May be, not sure because I'm using exclusively ports from some time.
I copied what I set up on my system, but it was some time ago ... as far as I remeber it worked that way.

EDIT: I meant to say, entirely possible I did that setup and later it was never used it really.


----------



## tobik@ (Dec 22, 2016)

qwrtz said:


> Isn't the repository configuration file incomplete, though? Shouldn't it include the "signature_type" and "fingerprints" fields, too? I.e.:


No, this is correct.
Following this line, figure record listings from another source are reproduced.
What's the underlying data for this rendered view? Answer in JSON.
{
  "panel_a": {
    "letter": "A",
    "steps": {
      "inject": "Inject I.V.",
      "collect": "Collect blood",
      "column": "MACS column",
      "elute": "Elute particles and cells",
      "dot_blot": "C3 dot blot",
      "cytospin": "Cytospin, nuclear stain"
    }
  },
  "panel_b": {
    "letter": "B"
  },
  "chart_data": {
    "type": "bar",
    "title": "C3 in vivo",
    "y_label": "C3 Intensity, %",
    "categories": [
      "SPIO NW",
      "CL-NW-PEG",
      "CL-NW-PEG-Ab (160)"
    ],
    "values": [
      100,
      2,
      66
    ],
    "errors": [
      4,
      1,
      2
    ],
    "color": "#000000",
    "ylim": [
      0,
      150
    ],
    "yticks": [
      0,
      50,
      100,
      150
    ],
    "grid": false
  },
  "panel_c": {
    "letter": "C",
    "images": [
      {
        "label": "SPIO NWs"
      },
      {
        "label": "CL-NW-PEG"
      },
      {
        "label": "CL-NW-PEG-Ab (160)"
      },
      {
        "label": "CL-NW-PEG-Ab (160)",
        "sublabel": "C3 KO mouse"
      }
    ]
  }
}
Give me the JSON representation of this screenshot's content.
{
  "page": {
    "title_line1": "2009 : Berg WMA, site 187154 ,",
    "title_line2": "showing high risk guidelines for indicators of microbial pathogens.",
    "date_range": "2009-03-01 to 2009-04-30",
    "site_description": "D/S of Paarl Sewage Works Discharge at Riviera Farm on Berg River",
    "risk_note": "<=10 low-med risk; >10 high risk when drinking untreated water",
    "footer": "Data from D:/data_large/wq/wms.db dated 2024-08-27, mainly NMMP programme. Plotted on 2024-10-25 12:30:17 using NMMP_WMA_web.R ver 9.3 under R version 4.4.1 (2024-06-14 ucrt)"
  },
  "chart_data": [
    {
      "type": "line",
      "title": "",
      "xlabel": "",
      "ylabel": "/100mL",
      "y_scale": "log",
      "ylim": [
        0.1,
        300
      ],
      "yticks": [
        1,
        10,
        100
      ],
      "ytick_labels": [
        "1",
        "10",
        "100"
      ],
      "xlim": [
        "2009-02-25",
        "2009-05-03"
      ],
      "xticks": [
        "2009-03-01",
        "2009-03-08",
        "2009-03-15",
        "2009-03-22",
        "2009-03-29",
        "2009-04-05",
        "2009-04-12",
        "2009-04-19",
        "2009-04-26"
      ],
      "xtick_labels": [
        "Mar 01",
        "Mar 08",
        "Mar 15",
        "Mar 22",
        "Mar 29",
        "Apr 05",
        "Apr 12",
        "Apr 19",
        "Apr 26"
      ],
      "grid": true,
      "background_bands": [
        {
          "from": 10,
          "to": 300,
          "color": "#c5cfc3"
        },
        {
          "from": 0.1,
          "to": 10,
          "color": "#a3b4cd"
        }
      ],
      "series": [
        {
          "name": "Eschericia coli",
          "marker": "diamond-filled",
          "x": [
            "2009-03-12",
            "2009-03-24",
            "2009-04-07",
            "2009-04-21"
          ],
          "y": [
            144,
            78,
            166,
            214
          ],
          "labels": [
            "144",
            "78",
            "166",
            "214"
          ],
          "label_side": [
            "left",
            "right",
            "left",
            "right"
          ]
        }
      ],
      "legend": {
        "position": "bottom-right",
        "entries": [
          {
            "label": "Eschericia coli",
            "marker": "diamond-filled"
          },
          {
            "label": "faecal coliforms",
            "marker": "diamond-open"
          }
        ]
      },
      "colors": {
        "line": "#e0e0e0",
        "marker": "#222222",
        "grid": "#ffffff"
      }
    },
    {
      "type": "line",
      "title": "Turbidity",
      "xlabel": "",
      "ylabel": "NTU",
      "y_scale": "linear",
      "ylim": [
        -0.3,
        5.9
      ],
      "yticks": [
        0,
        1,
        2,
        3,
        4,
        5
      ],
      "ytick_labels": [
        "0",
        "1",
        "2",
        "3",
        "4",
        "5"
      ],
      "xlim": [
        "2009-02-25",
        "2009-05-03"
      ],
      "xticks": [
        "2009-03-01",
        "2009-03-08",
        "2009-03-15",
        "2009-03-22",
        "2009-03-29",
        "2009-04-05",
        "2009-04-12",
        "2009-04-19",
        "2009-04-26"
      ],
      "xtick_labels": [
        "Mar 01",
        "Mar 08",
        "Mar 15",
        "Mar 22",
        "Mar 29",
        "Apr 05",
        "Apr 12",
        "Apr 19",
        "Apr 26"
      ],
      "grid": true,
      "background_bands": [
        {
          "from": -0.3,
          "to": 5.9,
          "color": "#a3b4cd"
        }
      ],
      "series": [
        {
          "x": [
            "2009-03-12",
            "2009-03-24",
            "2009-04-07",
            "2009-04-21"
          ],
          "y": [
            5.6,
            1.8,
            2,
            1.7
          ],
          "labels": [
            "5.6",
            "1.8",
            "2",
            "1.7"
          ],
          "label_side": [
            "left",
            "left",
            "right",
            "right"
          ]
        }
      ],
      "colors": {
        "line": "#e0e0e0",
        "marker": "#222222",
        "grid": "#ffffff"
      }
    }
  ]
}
Repositories with the same name (not based on the filename but the name given as the first key in the repository config, in this case also FreeBSD) will be merged. `pkg` first reads the files in /etc/pkg/ and will merge it with the files in /usr/local/etc/pkg/repos/. Missing keys in /usr/local/etc/pkg/repos/FreeBSD.conf will be set to whatever is in /etc/pkg/FreeBSD.conf.

ASX even set more keys than necessary, you only really need to override url if you want to switch to the latest repository.


----------



## qwrtz (Dec 23, 2016)

qwrtz said:


> I'll try the actual installation tomorrow and report how that went.



I can confirm that net/openntpd installed fine from the "latest" repository and is now happily serving time on my network. Thanks everyone!

Cheers,
q.


----------